I have attached a ZIP file containg the script here:  fix_exportversion.zip

Script Usage

  • Copy the script to a common datastore accessible to all hosts and run the script on each host.
  • Log in to the 6.2.4 ESXi host via ssh or CONSOLE, where you intend to execute the script.
  • chmod u+x the files
  • Execute the script:
./vmfs/volumes/<Shared_Datastore>/fix_exportversion.sh /vmfs/volumes/<Shared_Datastore>/vsipioctl

 

Example output:

~ # /vmfs/volumes/NFS-101/fix_exportversion.sh /vmfs/volumes/NFS-101/vsipioctl
Fixed filter nic-39377-eth0-vmware-sfw.2 export version to 4.
Fixed filter nic-48385-eth0-vmware-sfw.2 export version to 4.
Filter nic-50077-eth0-vmware-sfw.2 already has export version 4.
Filter nic-52913-eth0-vmware-sfw.2 already has export version 4.
Filter nic-53498-eth0-vmware-sfw.2 has export version 3, no changes required.
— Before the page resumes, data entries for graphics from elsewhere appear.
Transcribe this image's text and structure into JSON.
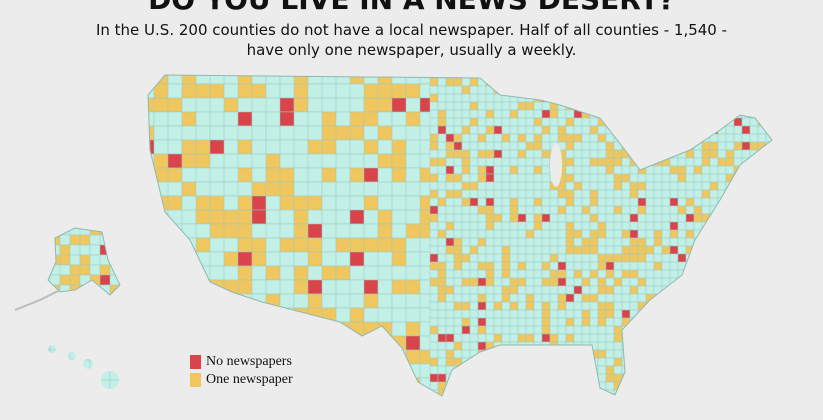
{
  "header": {
    "title": "DO YOU LIVE IN A NEWS DESERT?",
    "subtitle_lines": [
      "In the U.S. 200 counties do not have a local newspaper.  Half of all counties - 1,540 -",
      "have only one newspaper, usually a weekly."
    ]
  },
  "legend": [
    {
      "label": "No newspapers",
      "color": "#d9434a"
    },
    {
      "label": "One newspaper",
      "color": "#f0c75e"
    }
  ]
}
Note: If the export version for any VM vNIC shows up as ‘2’, the script will modify the version to ‘4’ and does not modify other VMs where export version is not ‘2’.

11.  Repeat steps 5 – 10 on all hosts in the cluster until completion.  This script appears to be necessary as we have seen cases where a VM may still lose its NIC even if it is vmotioned from one NSX vib 6.2.4 host to another 6.2.4 host.

12. Once 6.2.4 host VIB installation is complete, and the script has been run against the hosts and virtual machines running on them, DRS can be set back to your desired setting like Fully automated for instance.

13.  Virtual machines should now be able to vmotion between hosts without losing their NICs.

  • This process was thoroughly tested in a vCloud Director cloud environment containing over 20,000 virtual machines, and on roughly 240 ESXi hosts without issue. vCenter environment was vCSA version 6u2, and ESXi version 6u2.